Чужую боль невозможно понять, не испытав боль самому, — давно известно; так же, как трудно осмыслить большое и важное, не отстраняясь от него. Впервые русским я почувствовал себя лишь на чужбине, в Чехии, на пятый день тамошней жизни, когда поднялся на холм и коснулся замшелой коры гудящего на ветру дуба; под дубом, вот тут, на этом месте, сидел когда-то на полосатом барабане, закинув ногу на ногу, сам Наполеон Бонапарт…

Я жил тогда у друга, в местечке неподалеку от знаменитого Аустерлица. По-нашему — в деревне. Как-то зашел в магазин (одет был совершенно нейтрально: в джинсах и майке), и лишь только хлопнула за мной дверь, как услышал:

— Чего пан желает? — спросила продавщица по-русски.

— Пан желает… Нет, пан ничего не желает.

И долго не мог понять, досадно мне или, наоборот, приятно, что, считай, на лбу написано, какой я национальности. Потом лежал на берегу реки: река шумно катила желтоватые свои воды, по каменистым берегам рос причудливый еловый лес, от гранитных сколов тянуло сырой слоистой прохладой, и я будто впервые видел все кругом: и реку, и лес, и аккуратные домики местечка с красными черепичными крышами, и за ними знаменитый холм и дуб, — я видел все это словно другими глазами. Я лежал навзничь на каменистой, нерусской земле, грелся, обсыхая после купания, под чужим солнцем, тело колола неизвестная чужая трава, и только облака, что плыли надо мной, не чужие были. Они плыли с востока, они несли мне (да простится высокий штиль) привет с родины.

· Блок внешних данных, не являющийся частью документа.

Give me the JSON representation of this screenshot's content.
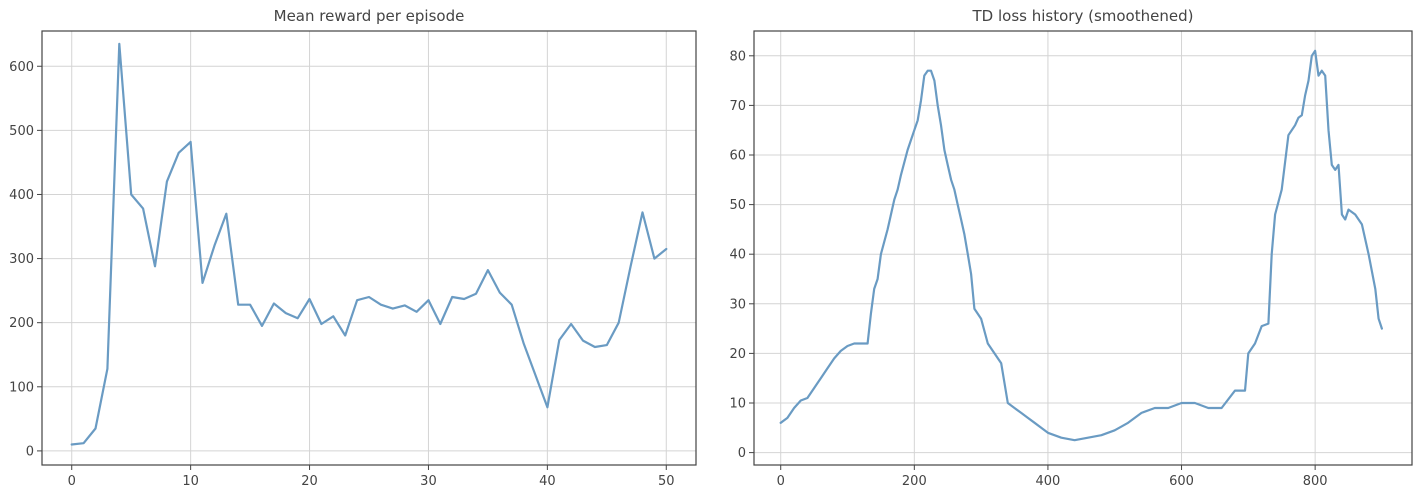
{
  "colors": {
    "series": "#6a9bc3",
    "frame": "#444444",
    "grid": "#d4d4d4"
  },
  "chart_data": [
    {
      "type": "line",
      "title": "Mean reward per episode",
      "xlabel": "",
      "ylabel": "",
      "xlim": [
        -2.5,
        52.5
      ],
      "ylim": [
        -22,
        655
      ],
      "xticks": [
        0,
        10,
        20,
        30,
        40,
        50
      ],
      "yticks": [
        0,
        100,
        200,
        300,
        400,
        500,
        600
      ],
      "grid": true,
      "series": [
        {
          "x": [
            0,
            1,
            2,
            3,
            4,
            5,
            6,
            7,
            8,
            9,
            10,
            11,
            12,
            13,
            14,
            15,
            16,
            17,
            18,
            19,
            20,
            21,
            22,
            23,
            24,
            25,
            26,
            27,
            28,
            29,
            30,
            31,
            32,
            33,
            34,
            35,
            36,
            37,
            38,
            39,
            40,
            41,
            42,
            43,
            44,
            45,
            46,
            47,
            48,
            49,
            50
          ],
          "values": [
            10,
            12,
            35,
            128,
            635,
            400,
            378,
            288,
            420,
            465,
            482,
            262,
            320,
            370,
            228,
            228,
            195,
            230,
            215,
            207,
            237,
            198,
            210,
            180,
            235,
            240,
            228,
            222,
            227,
            217,
            235,
            198,
            240,
            237,
            245,
            282,
            247,
            228,
            168,
            118,
            68,
            173,
            198,
            172,
            162,
            165,
            200,
            288,
            372,
            300,
            315
          ]
        }
      ]
    },
    {
      "type": "line",
      "title": "TD loss history (smoothened)",
      "xlabel": "",
      "ylabel": "",
      "xlim": [
        -40,
        945
      ],
      "ylim": [
        -2.5,
        85
      ],
      "xticks": [
        0,
        200,
        400,
        600,
        800
      ],
      "yticks": [
        0,
        10,
        20,
        30,
        40,
        50,
        60,
        70,
        80
      ],
      "grid": true,
      "series": [
        {
          "x": [
            0,
            10,
            20,
            30,
            40,
            50,
            60,
            70,
            80,
            90,
            100,
            110,
            120,
            130,
            135,
            140,
            145,
            150,
            160,
            170,
            175,
            180,
            190,
            200,
            205,
            210,
            215,
            220,
            225,
            230,
            235,
            240,
            245,
            250,
            255,
            260,
            265,
            270,
            275,
            280,
            285,
            290,
            300,
            310,
            320,
            330,
            340,
            350,
            360,
            370,
            380,
            390,
            400,
            420,
            440,
            460,
            480,
            500,
            520,
            540,
            560,
            580,
            600,
            620,
            640,
            660,
            680,
            690,
            695,
            700,
            705,
            710,
            720,
            730,
            735,
            740,
            750,
            760,
            770,
            775,
            780,
            785,
            790,
            795,
            800,
            805,
            810,
            815,
            820,
            825,
            830,
            835,
            840,
            845,
            850,
            860,
            870,
            880,
            890,
            895,
            900
          ],
          "values": [
            6,
            7,
            9,
            10.5,
            11,
            13,
            15,
            17,
            19,
            20.5,
            21.5,
            22,
            22,
            22,
            28,
            33,
            35,
            40,
            45,
            51,
            53,
            56,
            61,
            65,
            67,
            71,
            76,
            77,
            77,
            75,
            70,
            66,
            61,
            58,
            55,
            53,
            50,
            47,
            44,
            40,
            36,
            29,
            27,
            22,
            20,
            18,
            10,
            9,
            8,
            7,
            6,
            5,
            4,
            3,
            2.5,
            3,
            3.5,
            4.5,
            6,
            8,
            9,
            9,
            10,
            10,
            9,
            9,
            12.5,
            12.5,
            12.5,
            20,
            21,
            22,
            25.5,
            26,
            40,
            48,
            53,
            64,
            66,
            67.5,
            68,
            72,
            75,
            80,
            81,
            76,
            77,
            76,
            65,
            58,
            57,
            58,
            48,
            47,
            49,
            48,
            46,
            40,
            33,
            27,
            25
          ]
        }
      ]
    }
  ]
}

Они еще вчера, может быть, или даже сегодня утром видели моих детей, моих родных, моих друзей; и еще вчера, быть может, были они и не облаками вовсе, а медвяными луговыми туманами, соловьиными трелями, молочными разливами вишневых садов — дыханием моей земли…

Вот облако плывет, похожее на старинный корабль. Трепещут снасти, раздуваются паруса, команда по местам стоит. Пушки палят, белыми клубами пыхают… Такие красавцы строились когда-то в нашем городе, потом спускались по Дону до самого Азова-крепости. Строил и водил их к Азову юный Петр…

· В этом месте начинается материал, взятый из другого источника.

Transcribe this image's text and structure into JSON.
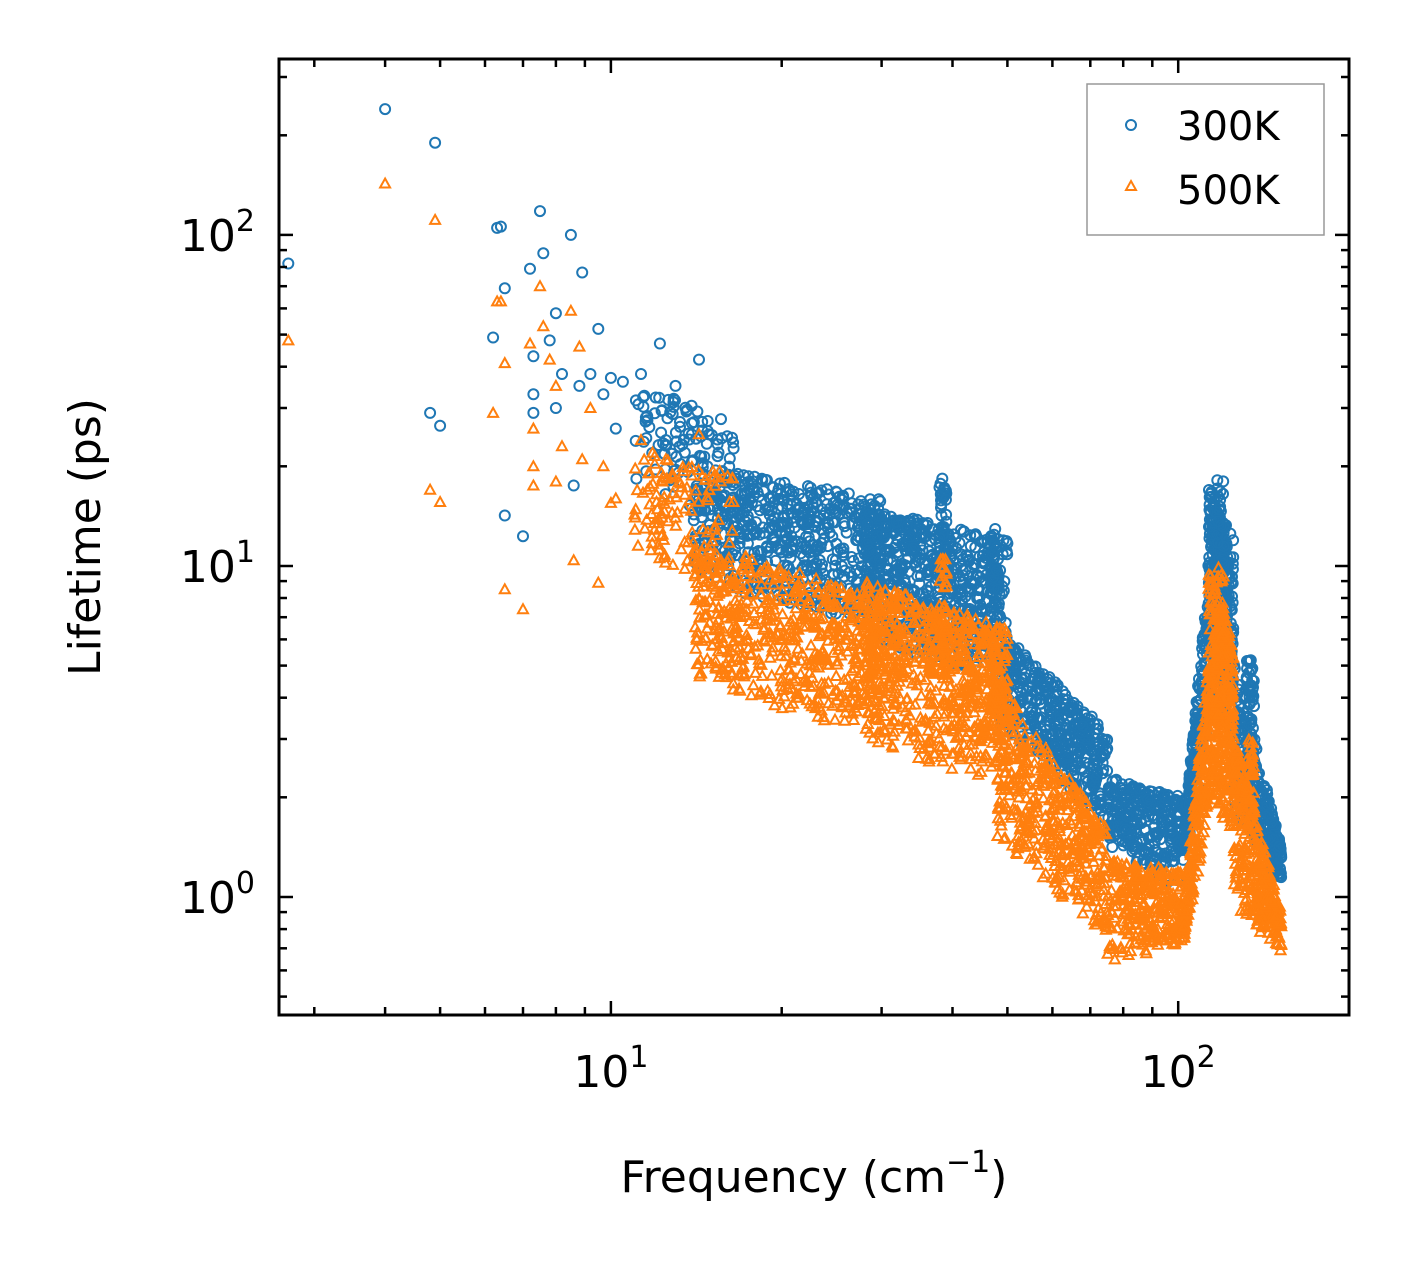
{
  "chart_data": {
    "type": "scatter",
    "title": "",
    "xlabel": "Frequency (cm",
    "xlabel_sup": "−1",
    "xlabel_end": ")",
    "ylabel": "Lifetime (ps)",
    "xscale": "log",
    "yscale": "log",
    "xlim": [
      2.6,
      200
    ],
    "ylim": [
      0.44,
      340
    ],
    "grid": false,
    "legend_position": "top-right",
    "x_ticks": [
      {
        "value": 10,
        "base": "10",
        "exp": "1"
      },
      {
        "value": 100,
        "base": "10",
        "exp": "2"
      }
    ],
    "y_ticks": [
      {
        "value": 1,
        "base": "10",
        "exp": "0"
      },
      {
        "value": 10,
        "base": "10",
        "exp": "1"
      },
      {
        "value": 100,
        "base": "10",
        "exp": "2"
      }
    ],
    "series": [
      {
        "name": "300K",
        "marker": "circle",
        "color": "#1f77b4",
        "points": [
          [
            2.7,
            82
          ],
          [
            4.0,
            240
          ],
          [
            4.8,
            29
          ],
          [
            4.9,
            190
          ],
          [
            5.0,
            26.5
          ],
          [
            6.2,
            49
          ],
          [
            6.3,
            105
          ],
          [
            6.4,
            106
          ],
          [
            6.5,
            69
          ],
          [
            6.5,
            14.2
          ],
          [
            7.0,
            12.3
          ],
          [
            7.2,
            79
          ],
          [
            7.3,
            43
          ],
          [
            7.3,
            33
          ],
          [
            7.3,
            29
          ],
          [
            7.5,
            118
          ],
          [
            7.6,
            88
          ],
          [
            7.8,
            48
          ],
          [
            8.0,
            58
          ],
          [
            8.0,
            30
          ],
          [
            8.2,
            38
          ],
          [
            8.5,
            100
          ],
          [
            8.6,
            17.5
          ],
          [
            8.8,
            35
          ],
          [
            8.9,
            77
          ],
          [
            9.2,
            38
          ],
          [
            9.5,
            52
          ],
          [
            9.7,
            33
          ],
          [
            10.0,
            37
          ],
          [
            10.2,
            26
          ],
          [
            10.5,
            36
          ],
          [
            11.3,
            38
          ],
          [
            12.2,
            47
          ],
          [
            12.5,
            24
          ],
          [
            13.0,
            35
          ],
          [
            13.5,
            22
          ],
          [
            14.3,
            42
          ],
          [
            14.5,
            19
          ],
          [
            15.0,
            16
          ]
        ],
        "dense_clusters": [
          {
            "x_range": [
              11.0,
              16.5
            ],
            "y_start": [
              36,
              18
            ],
            "y_end": [
              28,
              13
            ],
            "count": 120
          },
          {
            "x_range": [
              14.0,
              30.0
            ],
            "y_start": [
              20,
              9
            ],
            "y_end": [
              16,
              6.5
            ],
            "count": 600
          },
          {
            "x_range": [
              28.0,
              50.0
            ],
            "y_start": [
              15,
              6
            ],
            "y_end": [
              12,
              4.5
            ],
            "count": 650
          },
          {
            "x_range": [
              48.0,
              75.0
            ],
            "y_start": [
              6.5,
              3.2
            ],
            "y_end": [
              3.2,
              1.7
            ],
            "count": 450
          },
          {
            "x_range": [
              75.0,
              102.0
            ],
            "y_start": [
              2.3,
              1.4
            ],
            "y_end": [
              2.0,
              1.05
            ],
            "count": 300
          },
          {
            "x_range": [
              102.0,
              113.0
            ],
            "y_start": [
              1.5,
              1.2
            ],
            "y_end": [
              9.0,
              3.0
            ],
            "count": 200
          },
          {
            "x_range": [
              113.0,
              125.0
            ],
            "y_start": [
              18,
              4
            ],
            "y_end": [
              12,
              3
            ],
            "count": 350
          },
          {
            "x_range": [
              125.0,
              152.0
            ],
            "y_start": [
              5.5,
              1.8
            ],
            "y_end": [
              1.4,
              1.1
            ],
            "count": 300
          }
        ],
        "peaks": [
          {
            "x": 38.5,
            "y_range": [
              9,
              18.5
            ]
          },
          {
            "x": 47.5,
            "y_range": [
              7,
              13
            ]
          },
          {
            "x": 118.5,
            "y_range": [
              6,
              19
            ]
          },
          {
            "x": 134.0,
            "y_range": [
              3,
              5.2
            ]
          }
        ]
      },
      {
        "name": "500K",
        "marker": "triangle",
        "color": "#ff7f0e",
        "points": [
          [
            2.7,
            48
          ],
          [
            4.0,
            143
          ],
          [
            4.8,
            17
          ],
          [
            4.9,
            111
          ],
          [
            5.0,
            15.6
          ],
          [
            6.2,
            29
          ],
          [
            6.3,
            63
          ],
          [
            6.4,
            63
          ],
          [
            6.5,
            41
          ],
          [
            6.5,
            8.5
          ],
          [
            7.0,
            7.4
          ],
          [
            7.2,
            47
          ],
          [
            7.3,
            26
          ],
          [
            7.3,
            20
          ],
          [
            7.3,
            17.5
          ],
          [
            7.5,
            70
          ],
          [
            7.6,
            53
          ],
          [
            7.8,
            42
          ],
          [
            8.0,
            35
          ],
          [
            8.0,
            18
          ],
          [
            8.2,
            23
          ],
          [
            8.5,
            59
          ],
          [
            8.6,
            10.4
          ],
          [
            8.8,
            46
          ],
          [
            8.9,
            21
          ],
          [
            9.2,
            30
          ],
          [
            9.5,
            8.9
          ],
          [
            9.7,
            20
          ],
          [
            10.0,
            15.5
          ],
          [
            10.2,
            16
          ],
          [
            11.3,
            24
          ],
          [
            12.2,
            13
          ],
          [
            12.5,
            21
          ],
          [
            13.0,
            14
          ],
          [
            13.5,
            9.8
          ],
          [
            14.3,
            25
          ],
          [
            14.5,
            11
          ],
          [
            15.0,
            9
          ]
        ],
        "dense_clusters": [
          {
            "x_range": [
              11.0,
              16.5
            ],
            "y_start": [
              23,
              11
            ],
            "y_end": [
              19,
              8
            ],
            "count": 120
          },
          {
            "x_range": [
              14.0,
              30.0
            ],
            "y_start": [
              12,
              4.5
            ],
            "y_end": [
              8,
              3.0
            ],
            "count": 600
          },
          {
            "x_range": [
              28.0,
              50.0
            ],
            "y_start": [
              9,
              2.8
            ],
            "y_end": [
              6.5,
              2.2
            ],
            "count": 650
          },
          {
            "x_range": [
              48.0,
              75.0
            ],
            "y_start": [
              4.5,
              1.5
            ],
            "y_end": [
              1.6,
              0.75
            ],
            "count": 450
          },
          {
            "x_range": [
              75.0,
              102.0
            ],
            "y_start": [
              1.3,
              0.62
            ],
            "y_end": [
              1.2,
              0.72
            ],
            "count": 300
          },
          {
            "x_range": [
              102.0,
              113.0
            ],
            "y_start": [
              0.9,
              0.72
            ],
            "y_end": [
              5.0,
              1.6
            ],
            "count": 200
          },
          {
            "x_range": [
              113.0,
              125.0
            ],
            "y_start": [
              10,
              2.0
            ],
            "y_end": [
              6,
              1.5
            ],
            "count": 350
          },
          {
            "x_range": [
              125.0,
              152.0
            ],
            "y_start": [
              3.2,
              0.95
            ],
            "y_end": [
              0.9,
              0.66
            ],
            "count": 300
          }
        ],
        "peaks": [
          {
            "x": 38.5,
            "y_range": [
              4.5,
              10.5
            ]
          },
          {
            "x": 47.5,
            "y_range": [
              3.5,
              6.5
            ]
          },
          {
            "x": 118.5,
            "y_range": [
              3,
              10
            ]
          },
          {
            "x": 134.0,
            "y_range": [
              1.6,
              3.0
            ]
          }
        ]
      }
    ]
  }
}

Так вот же он! Огромный, в треуголке и ботфортах стоит на носу флагмана, смотрит вперед, опираясь на трость. Трубочкой попыхивает, берега цепко осматривает, а на берегах ликованье: казаки гарцуют, стрельцы бердышами сверкают, бабы платками машут… Доволен Петр. Оборачивается — глаза, как птицы, трепещут, усы в разлете, — кричит громогласно:

— А ну пошибче, други, пошибче! — размахивает трубкой. — И раз! И раз! И раз! Возьмем Азов — каждому по кафтану! Каждому! — Из трубки летит зола и голубые искры.

А вот облако, на всадника похожее. Всадник несется с копьем наперевес. Конь гриваст под ним, поджар и сухоног; всадник в шлеме с шишаком, он скуласт, курнос и светловолос, с рыжей бородой; он из племени северян, севрюков. Это про них… Это про нас сказано: «…под трубами пеленаты, под шеломами взлелеяны, с конца копья вскормлены». Я несусь навстречу пыльной орде, навстречу «поганым», что в лисьих шапках; я несусь, а они скалят злобно крупные зубы; они кричат что-то на тарабарском своем наречии; они крутят над головами кривыми саблями; они меня на испуг берут, но я не боюсь, несусь навстречу своей судьбе; я вижу Бога на небесах, я улыбаюсь Ему и несусь вперед за веру Христову… Я уже выбрал одного из орды. Вот этого, на вороном аргамаке. Уж одного-то успею проткнуть своим жалом, кроваво блестящим от осевшей на нем глинистой пыли. Проткну, как жука, с треском. И войлочный панцирь не спасет его.

Господи, благослови! У-у-ух!

А вот на башню, на колокольню похоже облако, сияющее, будто в позолоченной шапке. А от колокольни той звон. Переливчатый, малиновый… Ах, Боже мой! Лепота, да и только!.. Да ведь это ж наш Покровский Кафедральный собор гудит. (Век на дворе какой? А кто ж его знает… Да и какое это имеет значение! Православная, святая Русь на дворе.) А собор поет, а собор гудет. Над крутояром стоит он, высоко. И когда в соборе начинают звучать колокола, вот как сейчас, — далеко окрест слышно…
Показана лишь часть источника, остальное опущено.